Opinion: Bold social reforms may not shore up Latin America’s beleaguered democracies
Threats to democracy in Latin America are nothing new. The emergence of authoritarian populism in the region has eroded democratic norms and institutions, and illiberal politicians seeking to bolster their power have only hastened their decline.
But more worrisome is the spread of such behavior to at-risk democracies. Even in countries with strong institutions, recently elected left-of-center governments have struggled to execute their agendas. All signs point to an alarming rise in antidemocratic sentiment, and an examination of recent political developments (excluding the exceedingly complex case of Mexico) suggests that challenges to democratic governance will likely intensify.
Not surprisingly, Latin America’s dictators have embraced increasingly repressive tactics. Ahead of next year’s elections, Venezuelan President Nicolás Maduro has effectively reshuffled the country’s electoral council: After the mass resignation of officials linked to the ruling party, a committee featuring Maduro’s wife, Cilia Flores, will select the council’s new members. His government also disqualified opposition leader María Corina Machado from running for president.
In Nicaragua, President Daniel Ortega has disregarded a resolution from the Organization of American States urging the country to cease human-rights violations, release political prisoners, and respect religious freedoms (his regime has carried out a years-long crackdown on the Catholic Church). While this continued slide into autocracy is not new, it has heralded the weakening of democracy across the region.
In “flawed” democratic regimes, such as Guatemala, Honduras, and El Salvador, things have taken a turn for the worse. Several opposition candidates were banned ahead of Guatemala’s presidential election in June, and a court later postponed the official publication of the first-round results. Honduran President Xiomara Castro has adopted neighboring El Salvador’s hard-line antigang tactics, including the mass detention of alleged gang members and the suspension of some constitutional rights. Most troubling is President Nayib Bukele’s decision to run for reelection in El Salvador, in clear violation of the country’s constitution.
Likewise, Peru’s political dysfunction drags on. After a bungled coup attempt last year, former President Pedro Castillo was jailed, along with other former Peruvian presidents, and is awaiting trial. Dina Boluarte, Castillo’s vice president, was sworn into office and initially called for early elections, but recently announced that she will remain in power until 2026. The United Nations has condemned her government’s deadly repression of demonstrators early this year.
Most troubling are the difficulties facing relatively new governments in Brazil, Chile and Colombia, which came to power with a desire to carry out bold social reforms, a strong commitment to democratic rule and respect for fiscal rigor.

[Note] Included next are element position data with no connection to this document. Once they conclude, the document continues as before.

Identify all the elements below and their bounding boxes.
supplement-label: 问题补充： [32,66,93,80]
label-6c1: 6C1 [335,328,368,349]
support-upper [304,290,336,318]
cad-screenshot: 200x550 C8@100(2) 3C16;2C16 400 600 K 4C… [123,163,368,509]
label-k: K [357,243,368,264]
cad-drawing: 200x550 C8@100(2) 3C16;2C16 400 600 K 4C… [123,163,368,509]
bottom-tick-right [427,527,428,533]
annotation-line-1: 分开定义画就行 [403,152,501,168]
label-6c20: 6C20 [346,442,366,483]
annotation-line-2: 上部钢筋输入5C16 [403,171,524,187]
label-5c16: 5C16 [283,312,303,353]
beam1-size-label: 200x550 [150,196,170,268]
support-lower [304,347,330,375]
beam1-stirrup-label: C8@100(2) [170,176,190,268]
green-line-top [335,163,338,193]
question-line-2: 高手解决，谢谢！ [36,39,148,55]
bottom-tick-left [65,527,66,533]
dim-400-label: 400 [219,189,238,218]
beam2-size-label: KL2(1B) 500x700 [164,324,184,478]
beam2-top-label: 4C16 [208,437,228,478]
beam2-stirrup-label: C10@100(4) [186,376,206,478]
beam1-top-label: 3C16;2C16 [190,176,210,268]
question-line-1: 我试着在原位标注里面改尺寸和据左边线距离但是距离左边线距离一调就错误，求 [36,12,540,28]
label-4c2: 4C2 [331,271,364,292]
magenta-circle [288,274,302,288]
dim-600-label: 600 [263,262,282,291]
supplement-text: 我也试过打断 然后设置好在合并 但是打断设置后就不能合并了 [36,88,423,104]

Brazilian President Luiz Inácio Lula da Silva, in particular, has struggled to pass his economic and social agenda through a hostile and divided Congress. This is partly because of the crisis in January, when former President Jair Bolsonaro’s four-year term — a far-right nightmare — culminated in the storming of government buildings in Brasília by his supporters. Revelations of high-level military complicity in the insurrection are emerging, and Brazil’s electoral court has banned Bolsonaro from seeking office until 2030 because of false claims he made about the voting system in the months before the election. Perversely, the longer the government appears gridlocked, the greater the chance that extremist forces will regroup behind another antidemocratic candidate.
In Chile, where the president is limited to a single four-year term, President Gabriel Boric is beginning to look like a lame duck. Although a new constitution will most likely be approved in a referendum by the end of the year (the first draft was rejected in 2022), Boric’s administration has been marred by electoral defeats, Congress’s rejection of his tax reform, a corruption scandal in the housing ministry, and an uneven — albeit principled — approach to foreign affairs. This creates an opening for another far-right populist, José Antonio Kast, who lost to Boric in 2021 but is currently leading the polls, partly because a law-and-order hysteria has gripped one of Latin America’s safest countries.
The situation in Colombia is similar: A promising left-wing president, with an ostensible majority in Congress and plans to pursue tax, healthcare, pension, and labor reforms, suddenly finds himself paralyzed, attacked from all sides and with scant support in Congress. While there does not appear to be an antidemocratic drift in Colombia, President Gustavo Petro’s insistence on taking his agenda to the streets may well unleash an authoritarian response from the country’s conservatives. In a traditionally conservative society, that could prove to be a majority.
In Argentina, presidential elections will be held in October, with primaries on Aug. 13. Several of the important candidates are worrisome. Libertarian Javier Milei, an eccentric, radical economist who wants to abolish the central bank and dollarize the economy, is attempting to break the Peronist lock on the presidency and could make it to a run-off.
For years now, polls have shown diminishing support for democratic rule in Latin America. Fragile economic conditions, new post-pandemic social demands, and polarized, distrustful electorates are fueling a politics of backlash that is likely to intensify threats to democracy in the region in the coming years.
Jorge G. Castañeda, a former foreign minister of Mexico, is a professor at New York University and the author, most recently, of “America Through Foreign Eyes.”